Habituation was the only way. And worked, Evan reminded himself, however tedious the wait. He was doing well. Better than expected, really. He was comfortable interacting with Urgians, so long as he didn’t have to touch an arm—
Until this. He wasn’t ready, in any sense, for an added challenge. By all he’d checked and researched, he should have been able to avoid the arachnoid Popeakans, who were shy and reclusive and stayed within their own embassy.
Except for this one, intent on contaminating every eatery in the city until there was no place left safe to enter–
Gorge rose in his throat and Evan swallowed. Like any other alien on Embassy Row, the being was about ril’s business. Ril was the pronoun for undeclared gender, Popeakans having five of increasing self-absorption, and clearly the polite default when encountering one swathed in a pink raincoat.
If not doing one’s utmost to prevent such encounters. When he’d learned how close the Popeakan Embassy was to theirs, he’d vomited, quietly, in the office restroom.

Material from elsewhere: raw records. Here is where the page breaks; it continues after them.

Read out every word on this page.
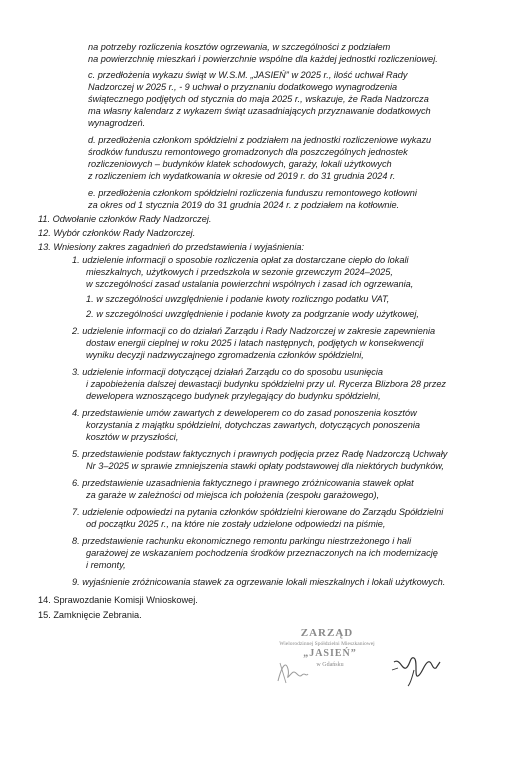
na potrzeby rozliczenia kosztów ogrzewania, w szczególności z podziałem
na powierzchnię mieszkań i powierzchnie wspólne dla każdej jednostki rozliczeniowej.
c. przedłożenia wykazu świąt w W.S.M. „JASIEŃ” w 2025 r., ilość uchwał Rady
Nadzorczej w 2025 r., - 9 uchwał o przyznaniu dodatkowego wynagrodzenia
świątecznego podjętych od stycznia do maja 2025 r., wskazuje, że Rada Nadzorcza
ma własny kalendarz z wykazem świąt uzasadniających przyznawanie dodatkowych
wynagrodzeń.
d. przedłożenia członkom spółdzielni z podziałem na jednostki rozliczeniowe wykazu
środków funduszu remontowego gromadzonych dla poszczególnych jednostek
rozliczeniowych – budynków klatek schodowych, garaży, lokali użytkowych
z rozliczeniem ich wydatkowania w okresie od 2019 r. do 31 grudnia 2024 r.
e. przedłożenia członkom spółdzielni rozliczenia funduszu remontowego kotłowni
za okres od 1 stycznia 2019 do 31 grudnia 2024 r. z podziałem na kotłownie.
11. Odwołanie członków Rady Nadzorczej.
12. Wybór członków Rady Nadzorczej.
13. Wniesiony zakres zagadnień do przedstawienia i wyjaśnienia:
1. udzielenie informacji o sposobie rozliczenia opłat za dostarczane ciepło do lokali
mieszkalnych, użytkowych i przedszkola w sezonie grzewczym 2024–2025,
w szczególności zasad ustalania powierzchni wspólnych i zasad ich ogrzewania,
1. w szczególności uwzględnienie i podanie kwoty rozliczngo podatku VAT,
2. w szczególności uwzględnienie i podanie kwoty za podgrzanie wody użytkowej,
2. udzielenie informacji co do działań Zarządu i Rady Nadzorczej w zakresie zapewnienia
dostaw energii cieplnej w roku 2025 i latach następnych, podjętych w konsekwencji
wyniku decyzji nadzwyczajnego zgromadzenia członków spółdzielni,
3. udzielenie informacji dotyczącej działań Zarządu co do sposobu usunięcia
i zapobieżenia dalszej dewastacji budynku spółdzielni przy ul. Rycerza Blizbora 28 przez
dewelopera wznoszącego budynek przylegający do budynku spółdzielni,
4. przedstawienie umów zawartych z deweloperem co do zasad ponoszenia kosztów
korzystania z majątku spółdzielni, dotychczas zawartych, dotyczących ponoszenia
kosztów w przyszłości,
5. przedstawienie podstaw faktycznych i prawnych podjęcia przez Radę Nadzorczą Uchwały
Nr 3–2025 w sprawie zmniejszenia stawki opłaty podstawowej dla niektórych budynków,
6. przedstawienie uzasadnienia faktycznego i prawnego zróżnicowania stawek opłat
za garaże w zależności od miejsca ich położenia (zespołu garażowego),
7. udzielenie odpowiedzi na pytania członków spółdzielni kierowane do Zarządu Spółdzielni
od początku 2025 r., na które nie zostały udzielone odpowiedzi na piśmie,
8. przedstawienie rachunku ekonomicznego remontu parkingu niestrzeżonego i hali
garażowej ze wskazaniem pochodzenia środków przeznaczonych na ich modernizację
i remonty,
9. wyjaśnienie zróżnicowania stawek za ogrzewanie lokali mieszkalnych i lokali użytkowych.
14. Sprawozdanie Komisji Wnioskowej.
15. Zamknięcie Zebrania.
ZARZĄD
Wielorodzinnej Spółdzielni Mieszkaniowej
„JASIEŃ”
w Gdańsku
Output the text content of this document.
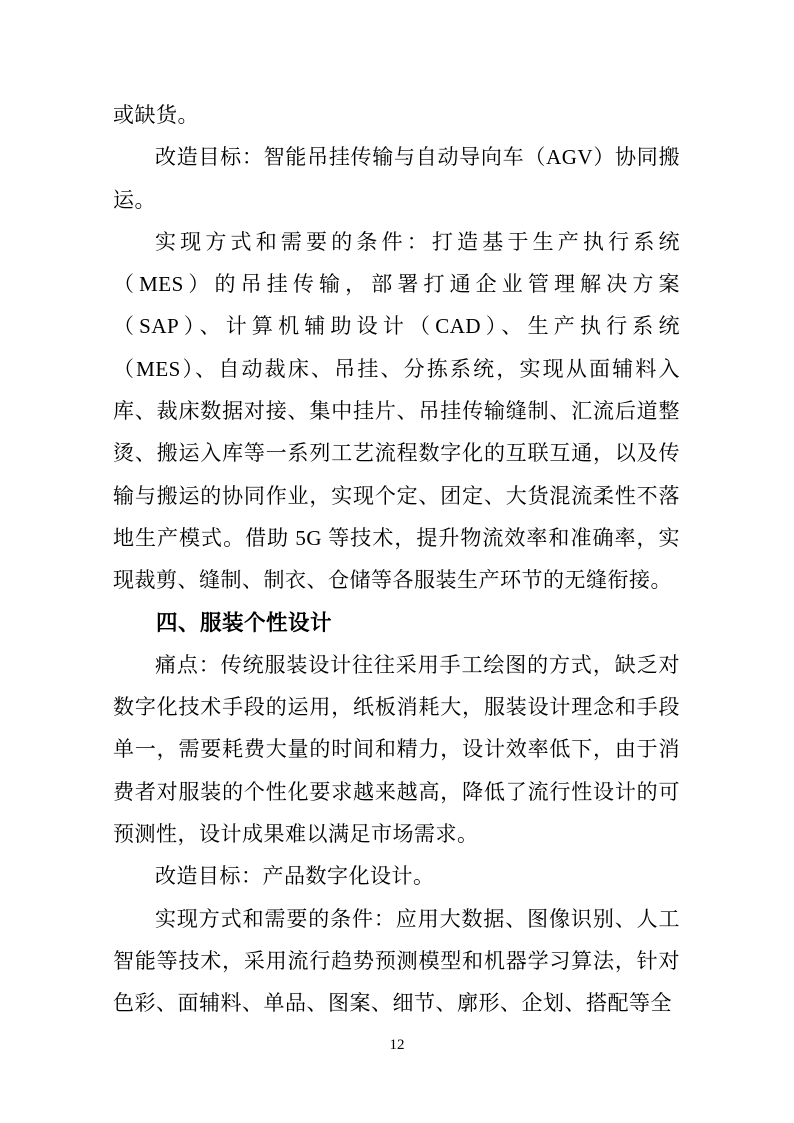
或缺货。

改造目标：智能吊挂传输与自动导向车（AGV）协同搬运。

实现方式和需要的条件：打造基于生产执行系统（MES）的吊挂传输，部署打通企业管理解决方案（SAP）、计算机辅助设计（CAD）、生产执行系统（MES）、自动裁床、吊挂、分拣系统，实现从面辅料入库、裁床数据对接、集中挂片、吊挂传输缝制、汇流后道整烫、搬运入库等一系列工艺流程数字化的互联互通，以及传输与搬运的协同作业，实现个定、团定、大货混流柔性不落地生产模式。借助 5G 等技术，提升物流效率和准确率，实现裁剪、缝制、制衣、仓储等各服装生产环节的无缝衔接。

四、服装个性设计

痛点：传统服装设计往往采用手工绘图的方式，缺乏对数字化技术手段的运用，纸板消耗大，服装设计理念和手段单一，需要耗费大量的时间和精力，设计效率低下，由于消费者对服装的个性化要求越来越高，降低了流行性设计的可预测性，设计成果难以满足市场需求。

改造目标：产品数字化设计。

实现方式和需要的条件：应用大数据、图像识别、人工智能等技术，采用流行趋势预测模型和机器学习算法，针对色彩、面辅料、单品、图案、细节、廓形、企划、搭配等全

12
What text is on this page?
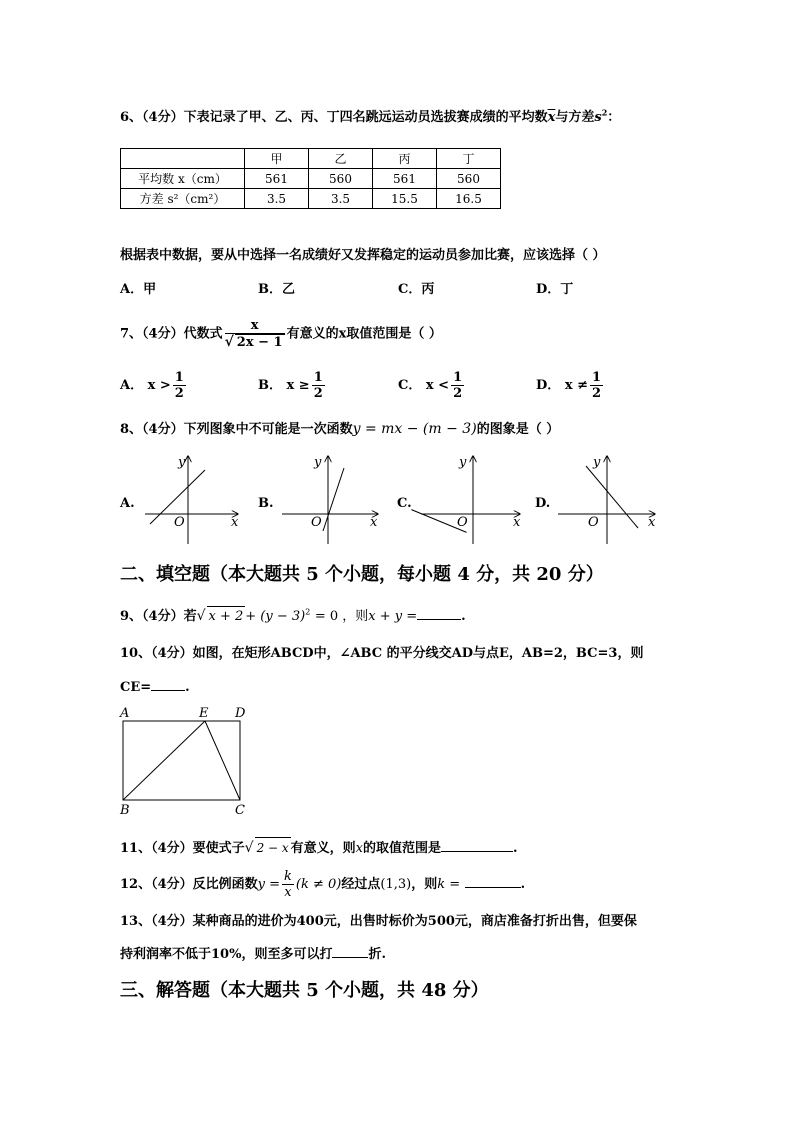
6、（4分）下表记录了甲、乙、丙、丁四名跳远运动员选拔赛成绩的平均数$\overline{x}$与方差$s^2$：
	甲	乙	丙	丁
平均数 x（cm）	561	560	561	560
方差 s²（cm²）	3.5	3.5	15.5	16.5
根据表中数据，要从中选择一名成绩好又发挥稳定的运动员参加比赛，应该选择（ ）
A．甲	B．乙	C．丙	D．丁
7、（4分）代数式 $\frac{x}{√ 2x - 1}$ 有意义的x取值范围是（ ）
A． $x > \frac{1}{2}$	B． $x \ge \frac{1}{2}$	C． $x < \frac{1}{2}$	D． $x \ne \frac{1}{2}$
8、（4分）下列图象中不可能是一次函数y = mx − (m − 3)的图象是（ ）
A.
y
O	x
B.
y
O	x
C.
y
O	x
D.
y
O	x
二、填空题（本大题共 5 个小题，每小题 4 分，共 20 分）
9、（4分）若√ $x + 2 + (y - 3)^2 = 0$ ，则x + y =	.
10、（4分）如图，在矩形ABCD中，∠ABC 的平分线交AD与点E，AB=2，BC=3，则
CE=	.
A	E D
B	C
11、（4分）要使式子√ 2 − x 有意义，则x的取值范围是	.
12、（4分）反比例函数$y = \frac{k}{x} (k \ne 0)$经过点(1,3)，则k =	.
13、（4分）某种商品的进价为400元，出售时标价为500元，商店准备打折出售，但要保
持利润率不低于10%，则至多可以打	折.
三、解答题（本大题共 5 个小题，共 48 分）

—yet, Evan told himself, walking away.
An art, the walk of Evan Gooseberry, Junior Political Assistant, composed of precise and thoughtful steps, with nary a slip and never an intrusion into another being’s space. From his point of view, passersby were more concerned with their own footing on the cobbles and the tendency of larger beings to, deliberately or not, run over those smaller. He took quiet satisfaction in his seeming invisibility.
An invisibility solely in his mind, for the walk of Evan Gooseberry had done more to advance Human diplomacy among the contrary species of Embassy Row than any promises or proposals by his superiors, the Commonwealth—and humanity–being recent arrivals in this well-settled and highly civilized portion of space.
Nor were any of his steps wasted. Evan knew to a heartbeat how far he could wander from the modest if sturdy building housing the Human contingent on Kateen and make it back to his workstation in ample time.
A quarter of his allotted break over meant he was down to Caf o’Borden. Thunder rumbled and Evan brightened. Buttered sweet roll, it was.